Question

Consider the function f(x)=sin(2x)-1 and g(x)= 2 cos^2(x), both with domain [0,phi]. the line x = p intersects the graph of f in point A and the graph of g in point B. calculate the value of p for which the length of segment AB is maximal. Thank you please kindly answer this question

Answer 1

I think the correct value of p is 2.9 when dealing with this question. Since AB is a vertical line between f(x) and g(x), you know you subtract the upper function by the lower function to find the distance between them. In other words you are tying to find the x value (which can also be thought of as p) that produces the greatest value when g(x) is subtracted from f(x).

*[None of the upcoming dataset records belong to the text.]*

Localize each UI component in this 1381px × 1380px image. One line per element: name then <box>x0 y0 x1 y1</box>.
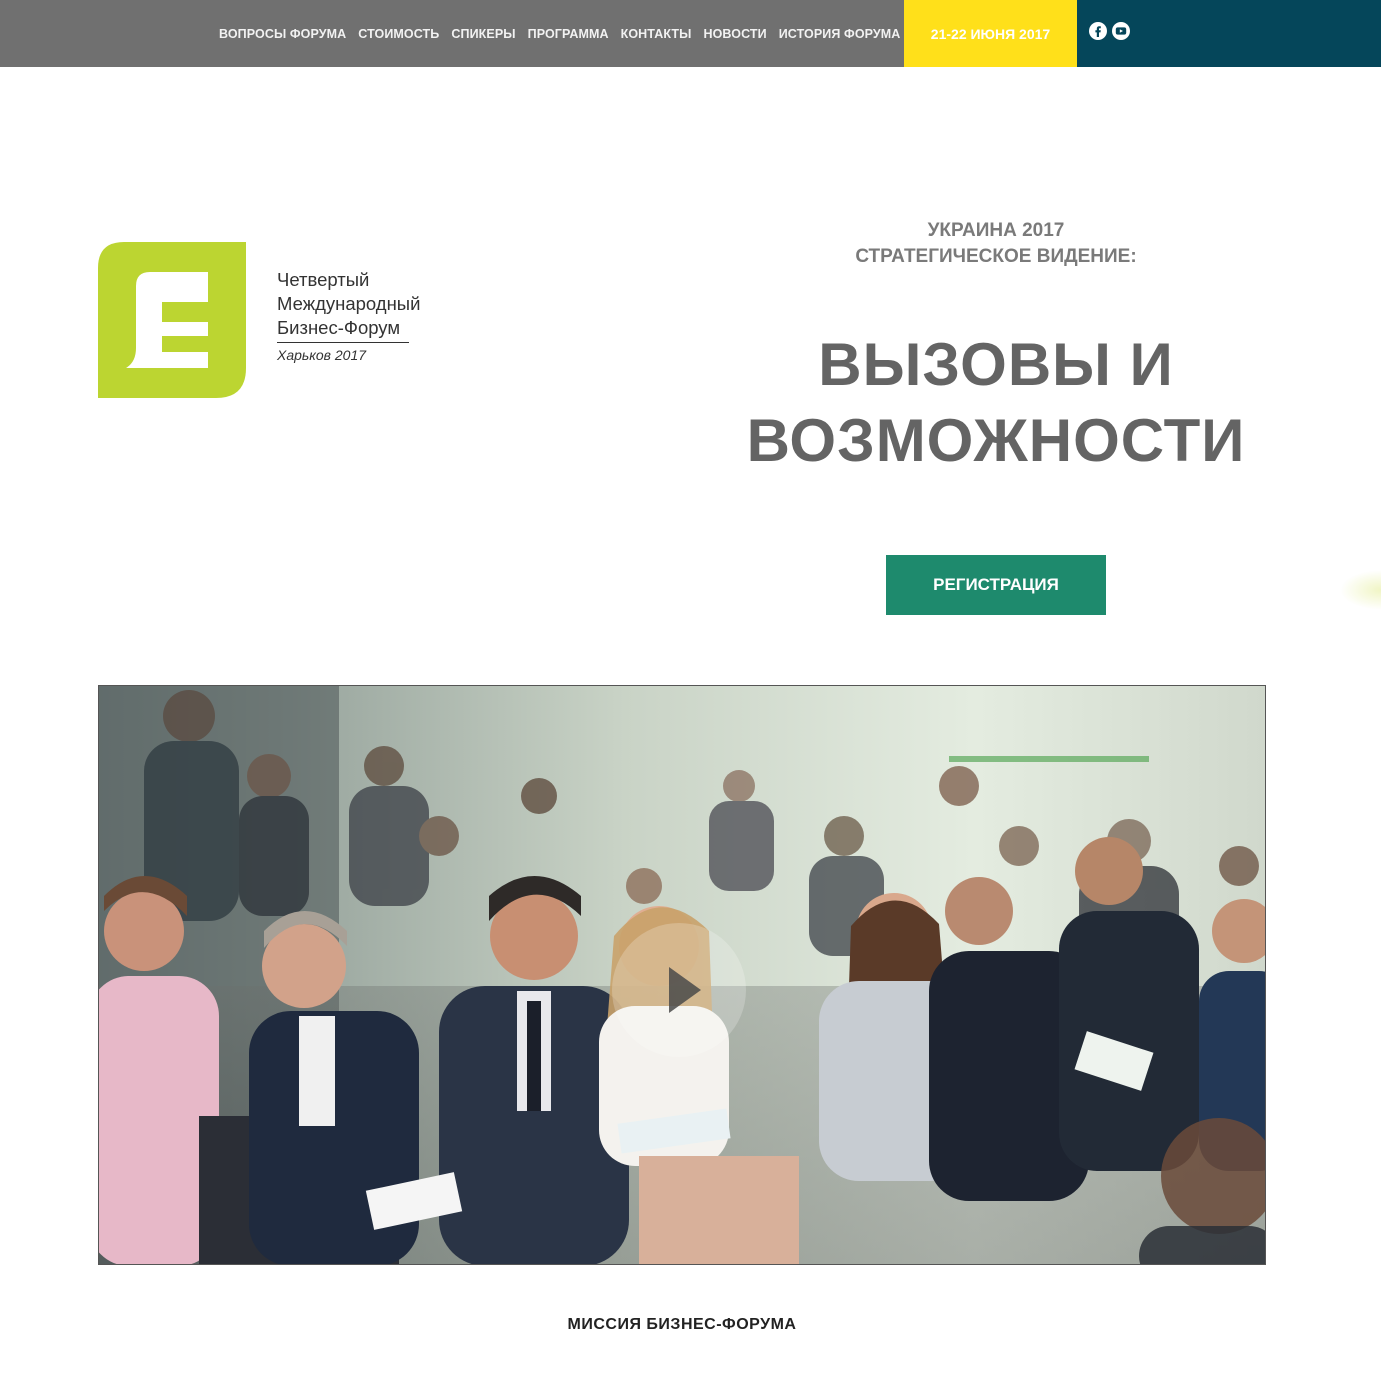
facebook-icon[interactable] <box>1089 22 1107 40</box>
social-links <box>1077 0 1381 67</box>
logo-line-2: Международный <box>277 293 421 314</box>
play-icon[interactable] <box>612 923 746 1057</box>
nav-item-forum-history[interactable]: ИСТОРИЯ ФОРУМА <box>773 27 907 41</box>
logo-line-3: Бизнес-Форум <box>277 317 401 338</box>
main-menu: ВОПРОСЫ ФОРУМА СТОИМОСТЬ СПИКЕРЫ ПРОГРАМ… <box>213 0 906 67</box>
forum-logo-icon[interactable] <box>98 242 246 398</box>
nav-item-forum-questions[interactable]: ВОПРОСЫ ФОРУМА <box>213 27 352 41</box>
mission-heading: МИССИЯ БИЗНЕС-ФОРУМА <box>567 1316 797 1333</box>
logo-divider <box>277 342 409 343</box>
nav-item-program[interactable]: ПРОГРАММА <box>522 27 615 41</box>
youtube-icon[interactable] <box>1112 22 1130 40</box>
event-date-badge: 21-22 ИЮНЯ 2017 <box>904 0 1077 67</box>
hero-title: ВЫЗОВЫ И ВОЗМОЖНОСТИ <box>700 327 1292 479</box>
hero-subtitle-line-2: СТРАТЕГИЧЕСКОЕ ВИДЕНИЕ: <box>855 246 1137 267</box>
hero-subtitle-line-1: УКРАИНА 2017 <box>927 220 1065 241</box>
logo-caption: Четвертый Международный Бизнес-Форум Хар… <box>277 268 420 363</box>
decorative-glow <box>1340 570 1381 610</box>
hero-subtitle: УКРАИНА 2017 СТРАТЕГИЧЕСКОЕ ВИДЕНИЕ: <box>770 218 1222 270</box>
logo-city: Харьков 2017 <box>277 347 367 363</box>
nav-item-contacts[interactable]: КОНТАКТЫ <box>615 27 698 41</box>
register-button[interactable]: РЕГИСТРАЦИЯ <box>886 555 1106 615</box>
nav-item-price[interactable]: СТОИМОСТЬ <box>352 27 445 41</box>
nav-item-speakers[interactable]: СПИКЕРЫ <box>445 27 521 41</box>
nav-item-news[interactable]: НОВОСТИ <box>697 27 772 41</box>
hero-title-line-2: ВОЗМОЖНОСТИ <box>746 407 1246 474</box>
hero-title-line-1: ВЫЗОВЫ И <box>818 331 1174 398</box>
event-date-text: 21-22 ИЮНЯ 2017 <box>930 25 1051 42</box>
logo-line-1: Четвертый <box>277 269 370 290</box>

The reason why g(x) is subtracted by f(x) is that g(x) is above f(x) over the domain of 0 to pi.
I found p by making the function d(x)=g(x)-f(x). Then I took the derivative of d(x) and found when the derivative of d(x) equals 0 since that indicates a maximum or a minimum of the function d(x). their ended up being 2 points from 0 to pi where the derivative of d(x) equaled 0. one at 2.9 and the other at 1.34. The value at 1.34 is a minimum and therefore can't be the right answer. The value at 2.9 is a maximum and is therefore the correct answer.
By the way I did all of my work on a graphing calculator which makes these types of questions a lot easier since it makes it so that you don't have to do it by hand.
I hope this helps. Let me know if I got anything wrong in the comments so that I can try to fix it.